Non-deterministic on GPU

Peng · September 13, 2017, 1:58pm

Hi, I got non-deterministic results from my code when I run several times on GPU.
I have ever print some loss and there are some minor difference at the beginning and it become totally different at the end.
I am wondering is there any implementation error in my code? I use torchtext for processing the data.

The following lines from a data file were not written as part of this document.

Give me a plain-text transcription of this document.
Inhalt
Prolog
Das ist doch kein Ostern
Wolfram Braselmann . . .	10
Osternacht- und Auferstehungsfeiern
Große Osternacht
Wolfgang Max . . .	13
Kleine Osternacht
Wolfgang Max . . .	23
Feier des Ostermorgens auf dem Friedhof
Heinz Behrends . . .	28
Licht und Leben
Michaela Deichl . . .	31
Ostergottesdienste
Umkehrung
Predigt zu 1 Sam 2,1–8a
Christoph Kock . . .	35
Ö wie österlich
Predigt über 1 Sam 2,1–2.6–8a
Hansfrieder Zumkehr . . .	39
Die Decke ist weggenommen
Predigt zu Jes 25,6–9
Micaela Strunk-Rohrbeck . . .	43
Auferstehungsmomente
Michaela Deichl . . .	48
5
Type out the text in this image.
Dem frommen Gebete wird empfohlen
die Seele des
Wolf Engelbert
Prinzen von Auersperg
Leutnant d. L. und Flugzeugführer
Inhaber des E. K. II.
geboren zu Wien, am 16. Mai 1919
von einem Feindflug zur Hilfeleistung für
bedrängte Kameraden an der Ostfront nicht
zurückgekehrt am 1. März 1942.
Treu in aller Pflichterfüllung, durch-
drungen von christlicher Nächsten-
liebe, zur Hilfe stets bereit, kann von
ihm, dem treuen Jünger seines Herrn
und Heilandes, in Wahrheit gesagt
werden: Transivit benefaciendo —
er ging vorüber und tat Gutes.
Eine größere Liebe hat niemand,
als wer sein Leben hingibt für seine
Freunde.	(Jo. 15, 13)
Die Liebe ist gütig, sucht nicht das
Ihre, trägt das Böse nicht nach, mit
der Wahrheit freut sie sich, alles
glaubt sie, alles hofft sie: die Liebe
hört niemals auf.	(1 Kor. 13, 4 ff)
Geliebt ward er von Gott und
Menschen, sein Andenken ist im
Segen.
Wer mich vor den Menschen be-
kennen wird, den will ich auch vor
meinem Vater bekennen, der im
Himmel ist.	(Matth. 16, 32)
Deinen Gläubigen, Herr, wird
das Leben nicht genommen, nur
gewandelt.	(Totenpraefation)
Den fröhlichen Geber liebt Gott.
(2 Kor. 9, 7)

I set random seed for torch and torch.cuda, I run on one GPU. random seed also set for numpy and rondom module.
And I have set model.train() when training and model.eval() when testing.
I notice that some people said that it is because of the randomness of the GPU. But there are 1% to 2% difference on my results which is really a big gap between them.
The following is my model code which is simply a conv for text classification.

github.com

Impavidity/kim_cnn/blob/master/model.py

import torch
import torch.nn as nn

import torch.nn.functional as F

class KimCNN(nn.Module):
    def __init__(self, config):
        super(KimCNN, self).__init__()
        output_channel = config.output_channel
        target_class = config.target_class
        words_num = config.words_num
        words_dim = config.words_dim
        embed_num = config.embed_num
        embed_dim = config.embed_dim
        self.mode = config.mode
        Ks = 3 # There are three conv net here
        if config.mode == 'multichannel':
            input_channel = 2
        else:
            input_channel = 1

This file has been truncated. show original

and this the train.py
https://github.com/Impavidity/kim_cnn/blob/master/train.py

Can someone help out of here? Thanks.

mratsim · September 13, 2017, 6:13pm

CuDNN convolution code is non-deterministic, the deterministic version is slower.

See these bug reports on Torch and Tensorflow. I saw the same question in Nvidia forums too.